During that time, young men and women relinquish their individuality and identity, taking on the role of recruit to earn the title of Marine eventually. Recruits forget “I” and “my” and replace them with “this recruit.”
Simultaneously, they learn the history of the Marine Corps, a lineage and heritage that becomes theirs once they receive the coveted Eagle, Globe, and Anchor.
This transformation builds unity in the Corps and commitment to its principles, both of which are critical to a military ’s performance.
It is these values that are being undermined by leftist initiatives implemented throughout the military over the past several years.
Rather than building unity and commitment within the ranks, these policies instill division, disunion, or discord, are deleterious, and akin to a cancer in a military.
Unity of command, one of the seven principles of warfare, is taught at every professional military education course in the Defense Department. Unity is more than a vertical principle for the chain of command; it also runs horizontally among members and units.
Any good military commander will argue that soldiers, sailors, airmen, and Marines must be united to a set of core values and to each other.
Similarly, the Army teaches “selfless service” as one of its core values at the United States Military Academy. The phrase implies that the individual does not matter, but instead, service to the nation and its army is paramount.
Critical race theory, or CRT, on the other hand, and most of the recently rebranded diversity, equity, and inclusion, or DEI, initiatives are dividing forces.
These efforts promote and highlight differences in service members and seek to segment members of the military into categories of oppressed and oppressor. In so doing, they undermine the entire purpose of recruit training.
Equity initiatives and CRT seminars are incompatible with a military seeking to strip individuality from its newest members and instill the concept of selfless service.
Famously, after a lifetime of service to his nation, including time as a U.S. senator and astronaut, John Glenn’s tombstone in Arlington National Cemetery lists U.S. Marine first. The conflicts in which he served (WWII and Korea) follow, then at the bottom are his other professions.
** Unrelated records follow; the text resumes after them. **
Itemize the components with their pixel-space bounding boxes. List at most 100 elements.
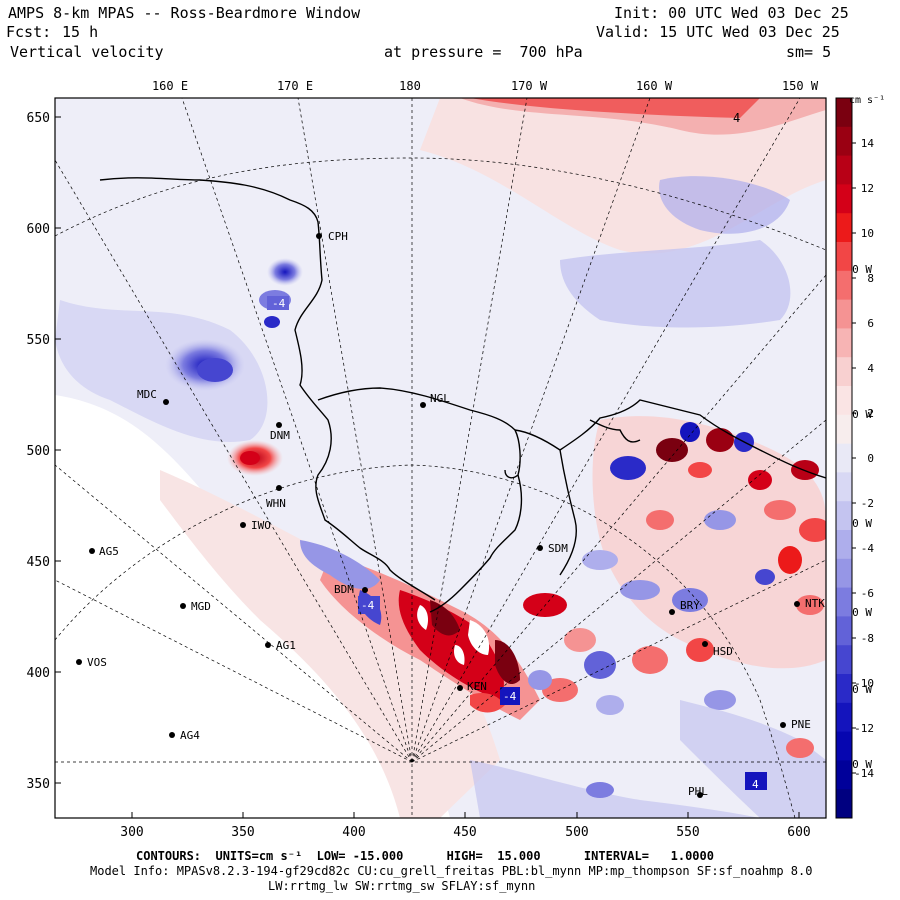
y-axis-ticks: 650 600 550 500 450 400 350 (27, 111, 50, 792)
colorbar-tick-label: -14 (854, 767, 874, 780)
colorbar-tick-label: 10 (861, 227, 874, 240)
x-axis-ticks: 300 350 400 450 500 550 600 (120, 825, 810, 840)
pressure-level: at pressure = 700 hPa (384, 43, 583, 61)
station-label: NTK (805, 597, 825, 610)
y-tick-label: 550 (27, 333, 50, 348)
contour-label: -4 (272, 297, 286, 310)
colorbar-units: cm s⁻¹ (849, 95, 885, 106)
colorbar-tick-label: -8 (861, 632, 874, 645)
colorbar-swatch (836, 184, 852, 214)
smoothing: sm= 5 (786, 43, 832, 61)
map-title: AMPS 8-km MPAS -- Ross-Beardmore Window (8, 4, 361, 22)
colorbar-swatch (836, 357, 852, 387)
colorbar-tick-label: 8 (867, 272, 874, 285)
station-marker (420, 402, 426, 408)
station-label: WHN (266, 497, 286, 510)
field-layer (55, 98, 826, 818)
colorbar-swatch (836, 443, 852, 473)
forecast-label: Fcst: (6, 23, 52, 41)
station-label: AG5 (99, 545, 119, 558)
station-marker (163, 399, 169, 405)
station-label: NGL (430, 392, 450, 405)
station-marker (180, 603, 186, 609)
y-tick-label: 350 (27, 777, 50, 792)
colorbar-swatch (836, 270, 852, 301)
forecast-hour: 15 h (62, 23, 99, 41)
station-label: PNE (791, 718, 811, 731)
colorbar-swatch (836, 501, 852, 531)
x-tick-label: 300 (120, 825, 143, 840)
colorbar-tick-label: 4 (867, 362, 874, 375)
colorbar-tick-label: 12 (861, 182, 874, 195)
contour-label: 4 (733, 111, 740, 125)
colorbar-swatch (836, 587, 852, 617)
station-label: SDM (548, 542, 568, 555)
colorbar-swatch (836, 386, 852, 416)
colorbar-swatch (836, 98, 852, 128)
colorbar-swatch (836, 731, 852, 761)
lon-label: 180 (399, 79, 421, 93)
colorbar-tick-label: -4 (861, 542, 875, 555)
model-info: Model Info: MPASv8.2.3-194-gf29cd82c CU:… (90, 864, 813, 878)
station-label: DNM (270, 429, 290, 442)
colorbar-tick-label: -6 (861, 587, 874, 600)
colorbar-tick-label: -12 (854, 722, 874, 735)
x-tick-label: 500 (565, 825, 588, 840)
colorbar-tick-label: 2 (867, 407, 874, 420)
lon-label: 160 E (152, 79, 188, 93)
colorbar-swatch (836, 530, 852, 560)
lon-label: 150 W (782, 79, 819, 93)
lon-label: 160 W (636, 79, 673, 93)
y-tick-label: 500 (27, 444, 50, 459)
contour-label: 4 (752, 778, 759, 791)
y-tick-label: 450 (27, 555, 50, 570)
station-marker (265, 642, 271, 648)
station-label: BDM (334, 583, 354, 596)
colorbar-swatch (836, 472, 852, 502)
lon-label: 170 E (277, 79, 313, 93)
y-tick-label: 600 (27, 222, 50, 237)
station-marker (537, 545, 543, 551)
colorbar-swatch (836, 558, 852, 589)
y-tick-label: 650 (27, 111, 50, 126)
x-tick-label: 400 (342, 825, 365, 840)
contour-label: -4 (503, 690, 517, 703)
station-label: BRY (680, 599, 700, 612)
station-label: MDC (137, 388, 157, 401)
station-label: KEN (467, 680, 487, 693)
station-label: CPH (328, 230, 348, 243)
colorbar-swatch (836, 155, 852, 185)
y-tick-label: 400 (27, 666, 50, 681)
station-marker (276, 485, 282, 491)
contour-info: CONTOURS: UNITS=cm s⁻¹ LOW= -15.000 HIGH… (136, 849, 714, 863)
radiation-info: LW:rrtmg_lw SW:rrtmg_sw SFLAY:sf_mynn (268, 879, 536, 893)
x-tick-label: 600 (787, 825, 810, 840)
colorbar-tick-label: 0 (867, 452, 874, 465)
station-marker (316, 233, 322, 239)
station-label: MGD (191, 600, 211, 613)
colorbar-swatch (836, 414, 852, 445)
station-marker (76, 659, 82, 665)
x-tick-label: 450 (453, 825, 476, 840)
colorbar-swatch (836, 616, 852, 646)
colorbar-tick-label: -10 (854, 677, 874, 690)
colorbar-tick-label: -2 (861, 497, 874, 510)
colorbar-tick-label: 6 (867, 317, 874, 330)
init-time: Init: 00 UTC Wed 03 Dec 25 (614, 4, 849, 22)
station-label: AG4 (180, 729, 200, 742)
station-marker (794, 601, 800, 607)
stations: CPH MDC NGL WHN IWO AG5 MGD AG1 VOS AG4 … (76, 230, 825, 798)
station-marker (697, 792, 703, 798)
station-marker (780, 722, 786, 728)
colorbar (835, 97, 853, 819)
colorbar-swatch (836, 242, 852, 272)
colorbar-swatch (836, 299, 852, 329)
station-label: IWO (251, 519, 271, 532)
field-name: Vertical velocity (10, 43, 164, 61)
station-marker (669, 609, 675, 615)
lon-labels-top: 160 E 170 E 180 170 W 160 W 150 W (152, 79, 819, 93)
x-tick-label: 350 (231, 825, 254, 840)
valid-time: Valid: 15 UTC Wed 03 Dec 25 (596, 23, 840, 41)
station-marker (276, 422, 282, 428)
Interestingly, in a Washington Post 2017 obituary , the order is reversed in a reflection of the difference between the way the civilian world sees itself and the way a Marine sees himself. To Col. Glenn, being a Marine came first; all other qualifiers were footnotes.
His tombstone illustrates the ideal that placing an identity before the title that matters most, Marine, cheapens and diminishes it.
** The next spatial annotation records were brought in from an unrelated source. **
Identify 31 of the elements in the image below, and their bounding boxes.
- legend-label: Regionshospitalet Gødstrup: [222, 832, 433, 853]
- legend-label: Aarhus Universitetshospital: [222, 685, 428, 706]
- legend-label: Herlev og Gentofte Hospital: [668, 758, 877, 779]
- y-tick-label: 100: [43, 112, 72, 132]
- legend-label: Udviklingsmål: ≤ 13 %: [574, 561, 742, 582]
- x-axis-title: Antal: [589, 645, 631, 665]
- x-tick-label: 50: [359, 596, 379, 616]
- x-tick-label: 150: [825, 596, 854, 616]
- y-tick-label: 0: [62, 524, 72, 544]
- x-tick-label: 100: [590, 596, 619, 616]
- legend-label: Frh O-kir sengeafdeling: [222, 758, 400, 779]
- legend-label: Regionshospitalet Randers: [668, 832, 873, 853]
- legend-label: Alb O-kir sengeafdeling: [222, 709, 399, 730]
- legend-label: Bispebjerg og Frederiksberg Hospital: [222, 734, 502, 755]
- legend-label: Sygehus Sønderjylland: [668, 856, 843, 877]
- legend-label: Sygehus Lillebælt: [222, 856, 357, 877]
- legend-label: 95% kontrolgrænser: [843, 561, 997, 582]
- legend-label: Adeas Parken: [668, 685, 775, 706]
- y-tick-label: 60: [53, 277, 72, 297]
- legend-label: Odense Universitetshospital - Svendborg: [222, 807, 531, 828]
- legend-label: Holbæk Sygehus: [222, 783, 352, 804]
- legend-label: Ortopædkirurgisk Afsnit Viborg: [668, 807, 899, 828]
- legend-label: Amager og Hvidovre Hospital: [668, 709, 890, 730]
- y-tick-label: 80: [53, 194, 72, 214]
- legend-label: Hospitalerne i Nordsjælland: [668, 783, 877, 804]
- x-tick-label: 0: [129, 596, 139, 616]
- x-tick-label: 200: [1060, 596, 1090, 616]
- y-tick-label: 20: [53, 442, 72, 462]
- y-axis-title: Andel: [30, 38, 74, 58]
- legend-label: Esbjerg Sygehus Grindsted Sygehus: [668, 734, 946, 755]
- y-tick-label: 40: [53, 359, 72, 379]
This ideal is vital when considering the effects of leftist diversity initiatives on the military.
Recently, the Biden administration published a Defense Department strategy for DEI called the “ Diversity, Equity, Inclusion, and Accessibility Strategic Plan ” that seeks to emphasize gender and race in military promotions and opportunities for advancement.
This strategy, in simple terms, reduces merit and pushes for quotas based on race, gender, and sexuality.
More worryingly, it states that DEI initiatives be “integrated and embedded into the culture” across the force and that DEI should “inform national security decisions.” It further insinuates that “procurement structures,” which companies our military purchases weapons and equipment from, should account for race and gender as well.
This all places a focus on the differences among service members instead of valuing the unifying aspects of service, merit, and core values.
Sen. Roger Wicker (R-MS), ranking member of the Senate Armed Services Committee, responded to the new DEI strategy by saying,
“This equity approach to promotions and assignments takes a sledgehammer to the foundation of the military. And worse, it creates divisions that put our men and women in uniform at risk.”
As Thucydides wrote in 400 B.C., “He is best who is trained in the severest of schools.” This ethos is still visible at Marine Corps boot camp today, producing Marines through challenge, struggle, and humility.
Yet the DEI strategic plan stands in opposition, promoting a military of individuals by highlighting their differences.
If our military prioritizes individual personal identity in place of core values, such as selfless service and unity, it will fail.
In a famous battlefield interview from Vietnam, a wounded Marine was transported to safety after a fellow Marine braved enemy fire to rescue the wounded comrade. The reporter asks the latter, “What possessed you to go running out into the paddy like that?” The Marine’s response was simple, “He’s a Marine, so I’ll take care of him.”
Notable for the reporter, but apparently not for the two Marines, was the fact that the Marines were of different races — one black and one white. In the moment, when it mattered, race was irrelevant.
What was critical is that they saw each other simply as brothers in arms, forged in the same crucible of training. Their unity, to each other, to the country, and to the Corps was critical to their survival.
The Biden administration is, unfortunately, working to reduce that unity at the cost of military effectiveness.
Garrett Exner is an adjunct fellow at Hudson Institute, the executive director of the Public Interest Fellowship, and on the advisory council of Veterans On Duty. He previously served as a special operations officer in the Marine Corps with deployments to Iraq, North Africa, East Africa, and the South Pacific.